Quantitative Real-Time PCR (qPCR)

Target gene expression was analyzed using the SYBR-Green® FAST protocol (Thermo Fisher Scientific, Inc.) on a QuantStudio 7 Real-Time PCR system. Expressions were normalized to Gapdh as an internal control. Relative expression levels were calculated using the 2^–∆∆Ct method.

Sequence Extraction

Reference genomic sequences for Rattus norvegicus were obtained from the UCSC Genome Browser based on mRatBN7.3/2024 genome assembly. For each gene, a 2000 bp window upstream of the TSS was isolated, as defined by the MANE Select reference transcripts.

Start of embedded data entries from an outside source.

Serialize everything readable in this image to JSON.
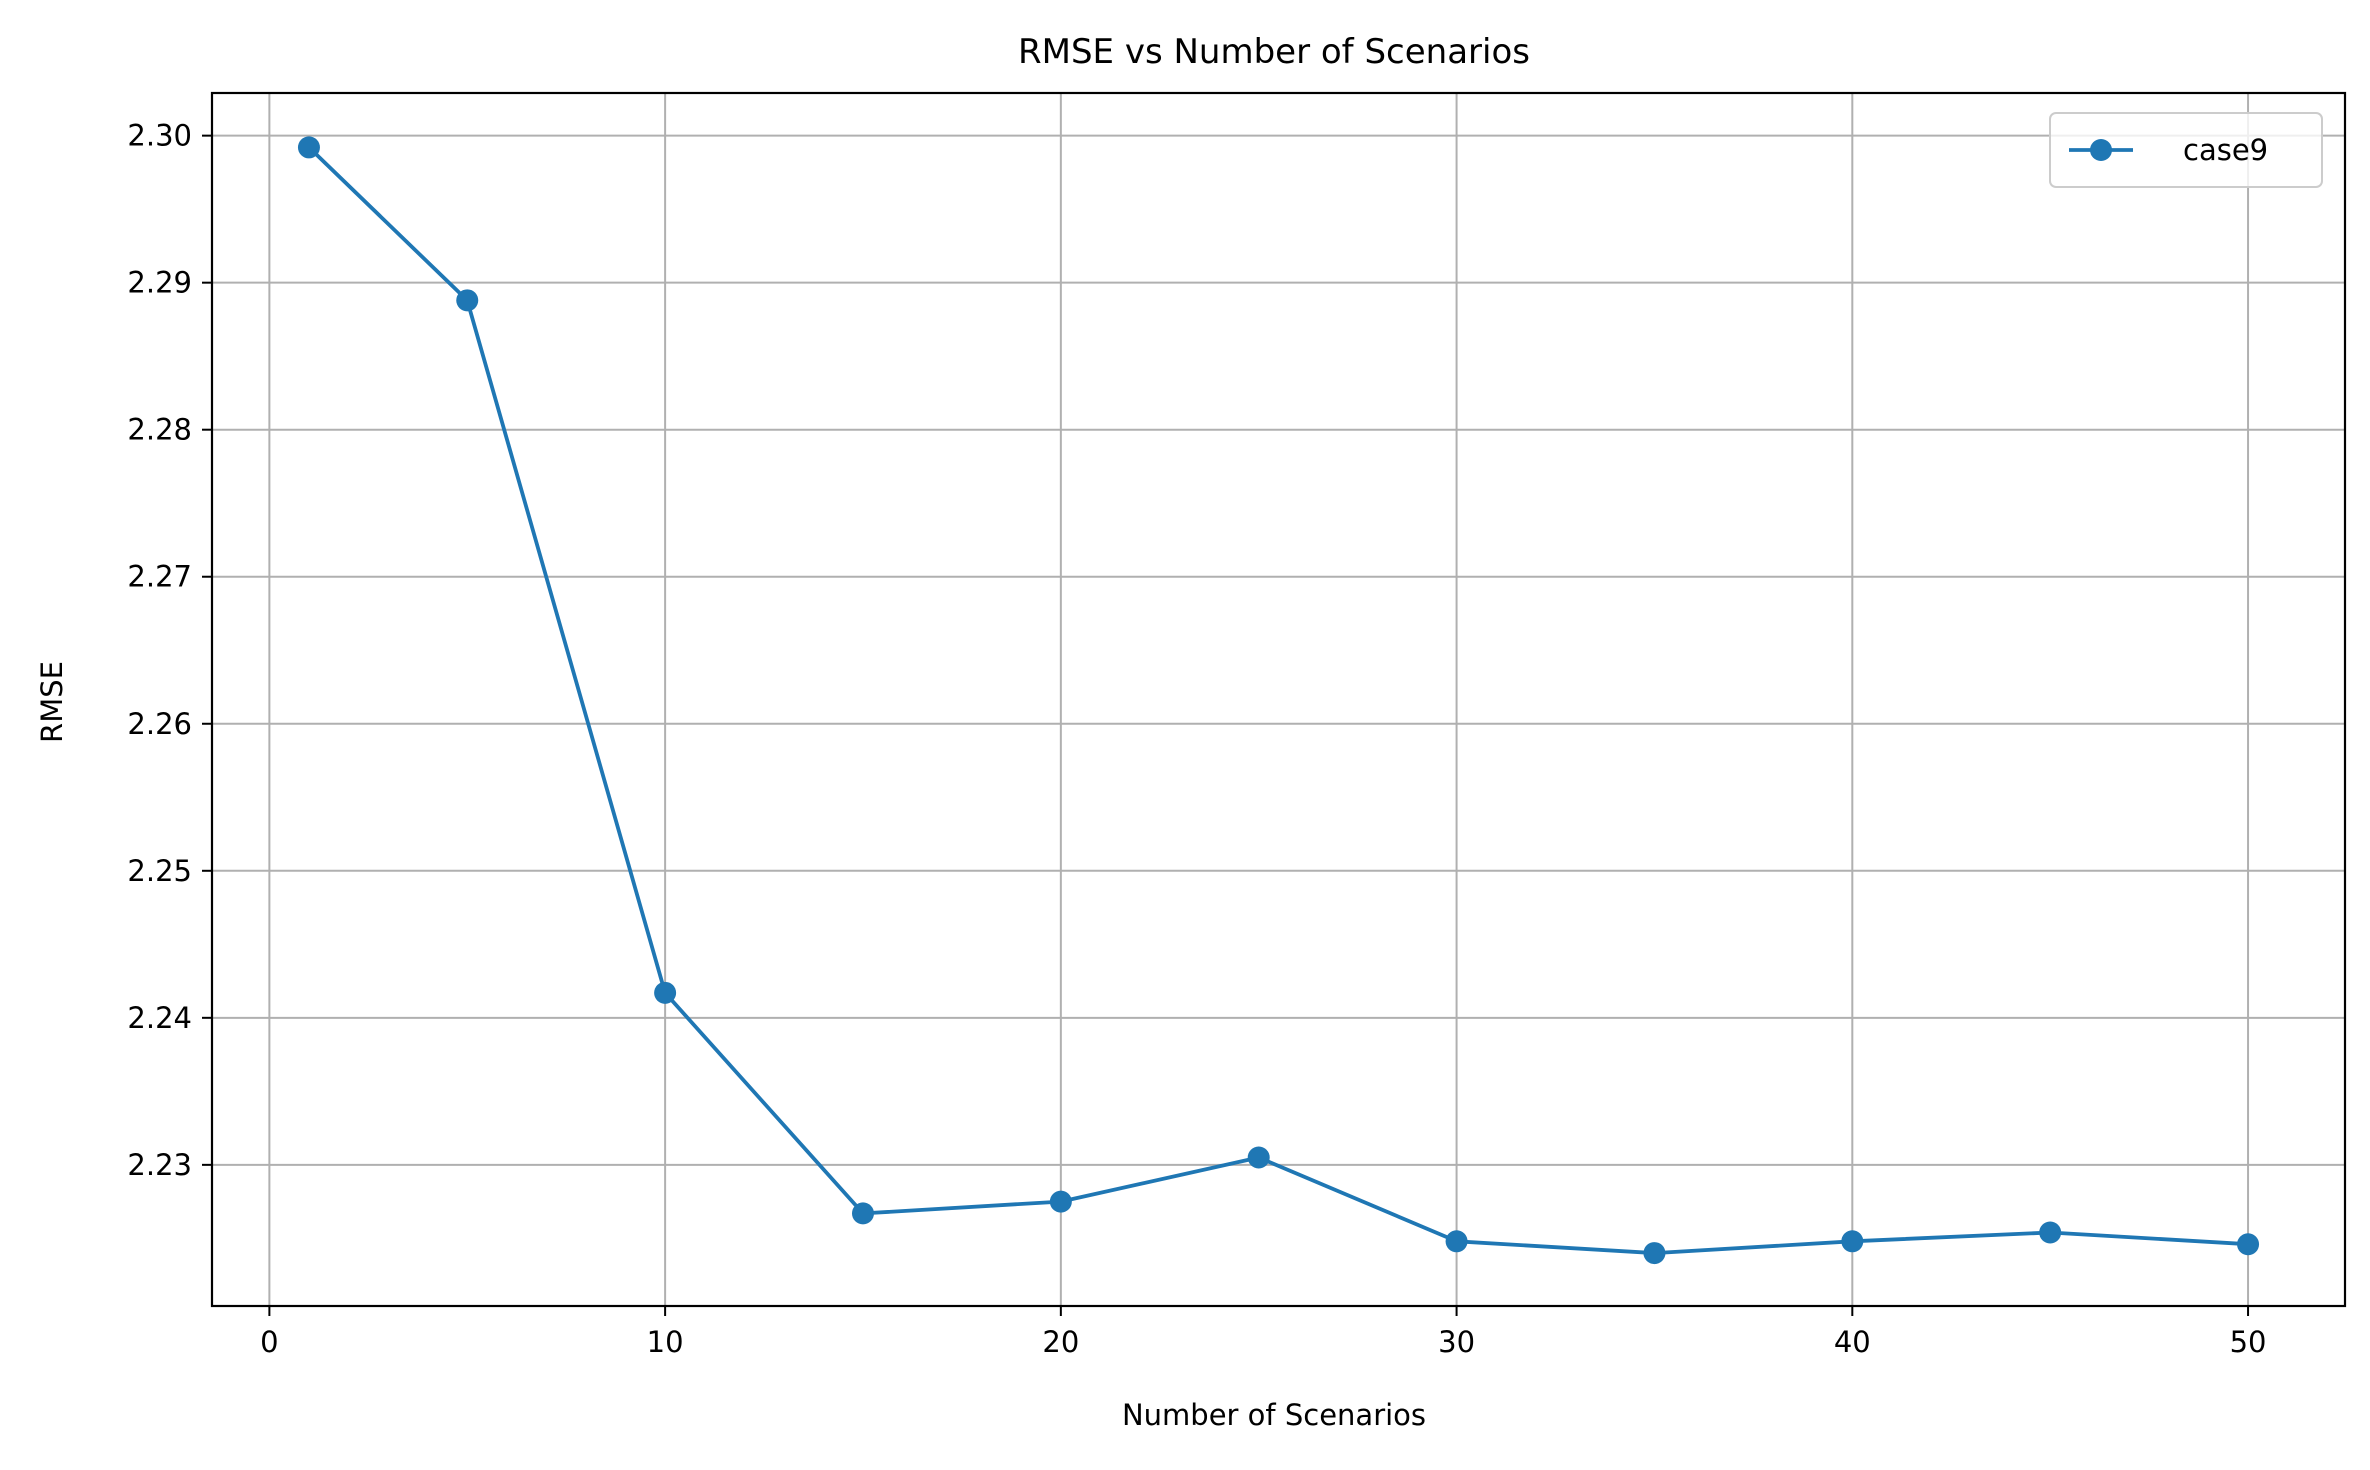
{
  "chart_data": {
    "type": "line",
    "title": "RMSE vs Number of Scenarios",
    "xlabel": "Number of Scenarios",
    "ylabel": "RMSE",
    "xlim": [
      -1.45,
      52.45
    ],
    "ylim": [
      2.2204,
      2.3029
    ],
    "xticks": [
      0,
      10,
      20,
      30,
      40,
      50
    ],
    "yticks": [
      2.23,
      2.24,
      2.25,
      2.26,
      2.27,
      2.28,
      2.29,
      2.3
    ],
    "xtick_labels": [
      "0",
      "10",
      "20",
      "30",
      "40",
      "50"
    ],
    "ytick_labels": [
      "2.23",
      "2.24",
      "2.25",
      "2.26",
      "2.27",
      "2.28",
      "2.29",
      "2.30"
    ],
    "grid": true,
    "legend_position": "top-right",
    "series": [
      {
        "name": "case9",
        "color": "#1f77b4",
        "marker": "circle",
        "x": [
          1,
          5,
          10,
          15,
          20,
          25,
          30,
          35,
          40,
          45,
          50
        ],
        "y": [
          2.2992,
          2.2888,
          2.2417,
          2.2267,
          2.2275,
          2.2305,
          2.2248,
          2.224,
          2.2248,
          2.2254,
          2.2246
        ]
      }
    ]
  }
}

Transcription Factor Binding Site Prediction

Bioinformatic analysis was performed using the JASPAR 2024 database with the Position Weight Matrix MA1515.2 for Klf2. A relative profile score threshold of 95%–98% was applied to minimize false positives and ensure the identification of high-affinity binding sites. This threshold selection follows the recommendations of Wasserman & Sandelin (2004) to optimize the probability of transcription factor occupancy in proximal promoter sequences. Within the JASPAR framework, this threshold serves as a proxy for thermodynamic affinity; thus, the identified proximal promoter sequences of Nos3 and Slc9a3r2 exhibit an optimal match score with the position-specific matrix, suggesting a high likelihood of functional protein-DNA interaction (Rauluseviciute et al., 2024; Wasserman & Sandelin, 2004).

Statistical Analysis

Data are presented as mean ± standard error of the mean (SEM). Statistical analyses were performed using GraphPad Prism software (version 8.0.2.263, GraphPad Software, San Diego, CA, USA). Given the exploratory nature of the study and the sample size (n=3), a descriptive analysis of expression trends was conducted. Correlations between gene expression levels were evaluated using the Pearson correlation coefficient (R) and the coefficient of determination (R²). A p-value < 0.05 was considered statistically significant for all tests using one-way ANOVA followed by Dunnett’s post-hoc test.

All chemical reagents, including Monosodium Glutamate (MSG), were of analytical grade and purchased from Sigma-Aldrich (St. Louis, MO, USA), unless otherwise specified. Molecular biology reagents, including TRIzol™ and SuperScript™ VILO™ kits, were obtained from Thermo Fisher Scientific, Inc. (Waltham, MA, USA). Primers for Klf2. Klf4, Klf6, Klf7, Slc9a3 , Aqp2 , Clcnkb2 , Nos3 , and Kim-1α were synthesized by T4 Oligo based on sequences retrieved from the NCBI ensembl.